After a peak recorded in 2018, the study reveals that there were fewer international co-productions in 2019 and 2020. More generally, “international co-productions represent 10% of all fiction titles and are mainly limited to television movies and 2 – to the 3-episode seasonal series”. There used to be a tendency to co-produce between neighboring countries that share the same language (for example, Belgium and France or Germany and Austria), but “non-language co-productions increased in 2020 and they represented close to 65% of all co-productions.-productions.” This rise is being driven by the UK (often as a majority co-producer, co-producing with the US, Canada and France), Germany (usually as a minority co-producer with Scandinavia), and the Scandinavian countries (collaborating with each other).

The report finds that the BBC, Netflix and ARD are the top three commissioners of 2-3 episode series. In addition, in 2020 public broadcasters accounted for 57% of all fiction titles ordered and private broadcasters for 61% of the hours. Pubcasters tended to focus more on TV movies and short series, while commercial broadcasters focused on soap operas and soap operas. Meanwhile, “global streamers launched 71 original European series in 2020, up from 49 in 2019, with close to 70% commissioned by Netflix”, with US-based groups “contributing to European fiction production through of its subsidiaries in Europe.

The latest key finding shows a large turnover across the industry. In terms of production teams and groups, for example, almost 1,200 of them produced “at least one fiction title between 2015 and 2020, but only 7% of them produced at least one title in each of the last six years” .

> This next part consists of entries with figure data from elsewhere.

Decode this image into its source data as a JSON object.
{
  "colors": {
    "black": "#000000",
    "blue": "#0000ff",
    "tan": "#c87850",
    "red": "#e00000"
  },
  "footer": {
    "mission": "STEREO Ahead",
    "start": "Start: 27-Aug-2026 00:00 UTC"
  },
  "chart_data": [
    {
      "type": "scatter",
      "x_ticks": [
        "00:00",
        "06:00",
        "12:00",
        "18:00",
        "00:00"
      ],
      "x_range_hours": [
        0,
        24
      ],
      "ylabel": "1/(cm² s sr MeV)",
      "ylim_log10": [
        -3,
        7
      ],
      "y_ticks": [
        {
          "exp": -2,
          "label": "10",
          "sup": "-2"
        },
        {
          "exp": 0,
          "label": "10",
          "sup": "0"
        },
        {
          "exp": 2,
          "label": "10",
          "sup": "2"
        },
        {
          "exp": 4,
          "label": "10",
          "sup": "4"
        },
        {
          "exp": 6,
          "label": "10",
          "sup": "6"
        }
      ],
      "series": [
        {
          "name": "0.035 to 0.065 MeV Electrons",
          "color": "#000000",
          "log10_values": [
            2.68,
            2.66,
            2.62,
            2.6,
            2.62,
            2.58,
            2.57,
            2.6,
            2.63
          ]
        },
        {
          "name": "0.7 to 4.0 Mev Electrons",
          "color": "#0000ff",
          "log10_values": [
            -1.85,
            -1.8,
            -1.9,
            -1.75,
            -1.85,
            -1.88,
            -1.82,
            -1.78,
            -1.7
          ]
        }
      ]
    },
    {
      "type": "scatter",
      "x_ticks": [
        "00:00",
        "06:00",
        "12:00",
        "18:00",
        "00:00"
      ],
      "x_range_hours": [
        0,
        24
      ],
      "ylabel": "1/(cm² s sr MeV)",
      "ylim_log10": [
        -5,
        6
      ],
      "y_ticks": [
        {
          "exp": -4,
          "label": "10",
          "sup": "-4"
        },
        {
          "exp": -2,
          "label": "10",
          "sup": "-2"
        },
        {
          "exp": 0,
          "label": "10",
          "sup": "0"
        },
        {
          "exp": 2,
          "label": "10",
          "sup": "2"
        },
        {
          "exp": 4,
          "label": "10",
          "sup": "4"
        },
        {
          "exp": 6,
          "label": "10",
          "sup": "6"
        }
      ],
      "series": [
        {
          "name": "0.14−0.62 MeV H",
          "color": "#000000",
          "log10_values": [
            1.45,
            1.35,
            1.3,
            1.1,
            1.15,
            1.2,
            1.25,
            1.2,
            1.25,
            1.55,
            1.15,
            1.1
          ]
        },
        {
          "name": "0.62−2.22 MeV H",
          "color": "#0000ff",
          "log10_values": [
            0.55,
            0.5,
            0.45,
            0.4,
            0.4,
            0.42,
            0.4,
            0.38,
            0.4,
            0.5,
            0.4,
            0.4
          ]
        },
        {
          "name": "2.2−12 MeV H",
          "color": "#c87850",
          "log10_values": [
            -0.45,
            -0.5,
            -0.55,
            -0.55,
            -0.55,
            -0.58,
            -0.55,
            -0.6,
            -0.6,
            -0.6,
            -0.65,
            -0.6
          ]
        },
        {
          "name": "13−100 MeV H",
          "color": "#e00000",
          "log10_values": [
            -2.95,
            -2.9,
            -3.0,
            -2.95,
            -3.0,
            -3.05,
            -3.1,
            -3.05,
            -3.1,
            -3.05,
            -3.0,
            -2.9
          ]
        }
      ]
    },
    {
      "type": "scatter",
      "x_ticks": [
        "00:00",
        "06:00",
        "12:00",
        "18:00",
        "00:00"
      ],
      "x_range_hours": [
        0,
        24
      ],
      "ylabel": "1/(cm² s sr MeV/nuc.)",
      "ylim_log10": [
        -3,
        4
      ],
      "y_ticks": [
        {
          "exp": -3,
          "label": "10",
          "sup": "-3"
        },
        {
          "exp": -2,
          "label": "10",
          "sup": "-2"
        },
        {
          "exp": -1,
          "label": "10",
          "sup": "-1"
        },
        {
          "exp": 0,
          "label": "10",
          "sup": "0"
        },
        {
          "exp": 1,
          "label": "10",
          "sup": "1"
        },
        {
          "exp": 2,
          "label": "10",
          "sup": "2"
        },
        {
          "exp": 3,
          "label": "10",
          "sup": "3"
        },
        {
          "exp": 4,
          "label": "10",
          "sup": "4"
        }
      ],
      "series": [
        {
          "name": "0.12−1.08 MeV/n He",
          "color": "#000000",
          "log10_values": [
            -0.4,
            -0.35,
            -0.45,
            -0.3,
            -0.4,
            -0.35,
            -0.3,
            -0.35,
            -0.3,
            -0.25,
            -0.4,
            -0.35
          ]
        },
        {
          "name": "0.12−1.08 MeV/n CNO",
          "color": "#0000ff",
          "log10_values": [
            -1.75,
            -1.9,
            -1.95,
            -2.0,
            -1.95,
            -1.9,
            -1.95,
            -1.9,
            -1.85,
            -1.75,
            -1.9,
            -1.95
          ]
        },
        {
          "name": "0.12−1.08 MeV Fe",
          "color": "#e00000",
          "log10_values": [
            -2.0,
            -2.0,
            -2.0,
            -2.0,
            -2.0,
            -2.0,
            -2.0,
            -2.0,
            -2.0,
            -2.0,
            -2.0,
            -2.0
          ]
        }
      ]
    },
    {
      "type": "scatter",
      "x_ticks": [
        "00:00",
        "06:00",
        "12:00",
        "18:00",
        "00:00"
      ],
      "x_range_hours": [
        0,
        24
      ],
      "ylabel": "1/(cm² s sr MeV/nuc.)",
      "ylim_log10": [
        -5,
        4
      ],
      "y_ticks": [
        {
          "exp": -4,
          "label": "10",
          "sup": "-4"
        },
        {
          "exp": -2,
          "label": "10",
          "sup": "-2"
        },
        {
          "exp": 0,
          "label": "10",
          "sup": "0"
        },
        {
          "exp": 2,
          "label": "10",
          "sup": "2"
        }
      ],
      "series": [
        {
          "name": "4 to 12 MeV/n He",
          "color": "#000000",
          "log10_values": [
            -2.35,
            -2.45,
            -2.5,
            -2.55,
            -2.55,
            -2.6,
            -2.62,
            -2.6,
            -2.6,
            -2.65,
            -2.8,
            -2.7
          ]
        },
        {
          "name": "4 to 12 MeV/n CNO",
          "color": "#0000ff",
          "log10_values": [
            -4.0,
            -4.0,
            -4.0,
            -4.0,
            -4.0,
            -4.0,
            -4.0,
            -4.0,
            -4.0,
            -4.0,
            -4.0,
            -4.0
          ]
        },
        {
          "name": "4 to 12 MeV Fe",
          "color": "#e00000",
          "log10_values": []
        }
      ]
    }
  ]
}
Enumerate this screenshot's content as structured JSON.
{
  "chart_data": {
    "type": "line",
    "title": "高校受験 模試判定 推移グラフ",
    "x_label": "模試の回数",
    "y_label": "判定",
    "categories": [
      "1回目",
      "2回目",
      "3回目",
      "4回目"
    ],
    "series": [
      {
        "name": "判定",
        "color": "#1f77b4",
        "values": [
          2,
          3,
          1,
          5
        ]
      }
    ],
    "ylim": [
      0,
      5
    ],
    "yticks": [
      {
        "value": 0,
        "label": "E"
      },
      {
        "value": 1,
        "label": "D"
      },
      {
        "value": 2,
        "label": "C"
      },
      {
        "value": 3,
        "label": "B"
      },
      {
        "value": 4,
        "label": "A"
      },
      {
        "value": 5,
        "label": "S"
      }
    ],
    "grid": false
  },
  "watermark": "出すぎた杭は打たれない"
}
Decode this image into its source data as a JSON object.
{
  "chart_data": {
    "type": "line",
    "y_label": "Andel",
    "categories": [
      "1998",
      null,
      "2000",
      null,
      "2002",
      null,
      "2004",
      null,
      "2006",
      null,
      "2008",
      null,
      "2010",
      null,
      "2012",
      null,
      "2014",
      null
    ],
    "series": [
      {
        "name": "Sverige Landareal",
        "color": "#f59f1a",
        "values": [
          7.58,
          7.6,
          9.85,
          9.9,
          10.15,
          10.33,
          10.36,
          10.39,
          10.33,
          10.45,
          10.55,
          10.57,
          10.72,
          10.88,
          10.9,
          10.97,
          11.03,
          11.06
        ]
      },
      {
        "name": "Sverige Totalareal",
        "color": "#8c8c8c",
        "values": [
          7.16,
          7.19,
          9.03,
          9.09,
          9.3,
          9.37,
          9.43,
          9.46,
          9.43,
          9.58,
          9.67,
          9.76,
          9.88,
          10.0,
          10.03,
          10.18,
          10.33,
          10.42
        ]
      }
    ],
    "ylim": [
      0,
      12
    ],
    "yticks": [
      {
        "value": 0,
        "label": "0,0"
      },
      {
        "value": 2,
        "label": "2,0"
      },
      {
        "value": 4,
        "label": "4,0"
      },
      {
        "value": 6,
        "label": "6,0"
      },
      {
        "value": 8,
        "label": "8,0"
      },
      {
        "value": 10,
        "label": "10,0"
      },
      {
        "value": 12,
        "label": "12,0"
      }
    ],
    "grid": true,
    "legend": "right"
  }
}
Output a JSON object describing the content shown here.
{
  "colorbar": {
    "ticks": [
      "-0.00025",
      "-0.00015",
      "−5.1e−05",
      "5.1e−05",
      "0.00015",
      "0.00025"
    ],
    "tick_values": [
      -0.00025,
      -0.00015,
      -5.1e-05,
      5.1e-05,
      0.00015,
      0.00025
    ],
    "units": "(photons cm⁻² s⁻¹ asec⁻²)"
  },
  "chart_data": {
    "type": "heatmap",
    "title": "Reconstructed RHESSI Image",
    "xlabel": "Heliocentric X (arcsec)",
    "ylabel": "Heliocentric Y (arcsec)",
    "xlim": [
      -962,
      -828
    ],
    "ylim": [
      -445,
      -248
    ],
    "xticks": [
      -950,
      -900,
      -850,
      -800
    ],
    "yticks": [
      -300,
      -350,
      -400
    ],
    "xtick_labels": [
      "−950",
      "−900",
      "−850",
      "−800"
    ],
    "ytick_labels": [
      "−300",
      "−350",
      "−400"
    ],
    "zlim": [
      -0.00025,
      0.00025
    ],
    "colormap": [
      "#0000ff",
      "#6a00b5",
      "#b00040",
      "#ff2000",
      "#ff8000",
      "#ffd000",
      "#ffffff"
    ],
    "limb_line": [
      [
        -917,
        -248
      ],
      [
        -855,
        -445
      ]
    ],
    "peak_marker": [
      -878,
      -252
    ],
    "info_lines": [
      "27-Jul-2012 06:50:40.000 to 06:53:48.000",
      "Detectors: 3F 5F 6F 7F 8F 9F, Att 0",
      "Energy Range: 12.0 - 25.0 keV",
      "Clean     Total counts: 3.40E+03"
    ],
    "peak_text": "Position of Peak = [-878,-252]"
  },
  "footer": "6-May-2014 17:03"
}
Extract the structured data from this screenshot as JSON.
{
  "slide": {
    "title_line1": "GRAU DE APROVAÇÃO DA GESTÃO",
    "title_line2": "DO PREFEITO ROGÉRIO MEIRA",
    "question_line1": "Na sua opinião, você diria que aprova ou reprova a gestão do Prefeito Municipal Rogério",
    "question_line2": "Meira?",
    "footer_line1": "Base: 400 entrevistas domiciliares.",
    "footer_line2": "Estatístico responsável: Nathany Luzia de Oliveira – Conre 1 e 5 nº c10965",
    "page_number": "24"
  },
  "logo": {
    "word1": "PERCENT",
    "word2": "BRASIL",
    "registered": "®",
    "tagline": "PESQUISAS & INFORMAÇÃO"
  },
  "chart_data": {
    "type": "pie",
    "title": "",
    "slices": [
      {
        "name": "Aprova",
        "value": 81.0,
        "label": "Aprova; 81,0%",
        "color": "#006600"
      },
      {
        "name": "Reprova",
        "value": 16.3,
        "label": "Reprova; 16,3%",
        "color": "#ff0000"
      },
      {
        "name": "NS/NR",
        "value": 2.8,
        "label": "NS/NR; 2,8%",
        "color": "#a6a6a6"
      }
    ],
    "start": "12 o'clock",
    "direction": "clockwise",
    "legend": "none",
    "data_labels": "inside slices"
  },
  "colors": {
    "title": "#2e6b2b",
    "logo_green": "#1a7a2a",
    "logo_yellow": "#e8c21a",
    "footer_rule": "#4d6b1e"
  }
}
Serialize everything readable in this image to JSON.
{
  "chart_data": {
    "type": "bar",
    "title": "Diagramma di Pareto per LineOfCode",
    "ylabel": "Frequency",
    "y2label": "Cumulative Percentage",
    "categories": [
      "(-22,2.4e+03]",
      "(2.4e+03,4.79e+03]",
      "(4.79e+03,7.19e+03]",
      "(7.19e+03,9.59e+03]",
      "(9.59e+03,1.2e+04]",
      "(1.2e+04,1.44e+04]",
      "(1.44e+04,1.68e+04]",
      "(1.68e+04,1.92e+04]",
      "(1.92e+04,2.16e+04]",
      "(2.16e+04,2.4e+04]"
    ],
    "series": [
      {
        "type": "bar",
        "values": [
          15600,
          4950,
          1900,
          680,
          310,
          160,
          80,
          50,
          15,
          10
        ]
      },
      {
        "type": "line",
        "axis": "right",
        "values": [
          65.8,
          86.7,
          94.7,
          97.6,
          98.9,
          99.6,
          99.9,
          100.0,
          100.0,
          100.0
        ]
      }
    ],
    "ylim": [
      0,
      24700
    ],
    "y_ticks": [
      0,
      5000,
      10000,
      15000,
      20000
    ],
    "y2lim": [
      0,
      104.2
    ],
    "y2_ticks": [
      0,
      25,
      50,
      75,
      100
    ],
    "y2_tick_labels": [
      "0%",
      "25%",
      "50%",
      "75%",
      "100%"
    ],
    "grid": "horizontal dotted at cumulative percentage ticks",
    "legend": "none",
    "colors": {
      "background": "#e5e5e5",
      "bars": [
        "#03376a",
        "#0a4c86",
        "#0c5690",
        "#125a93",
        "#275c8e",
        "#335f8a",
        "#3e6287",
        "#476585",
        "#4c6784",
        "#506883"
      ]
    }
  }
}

In terms of manpower, 42% of directors were active in just one year between 2015 and 2020, and only 8% of them were credited for at least one episode during each of the six years. Furthermore, 48% of the writers were active in just one year, and only 7% of them were credited for at least one episode during each of the six years.

Finally, both writers and directors tend to specialize by format: only 19% of writers and 24% of directors were credited for at least one episode of two or more projects from different formats.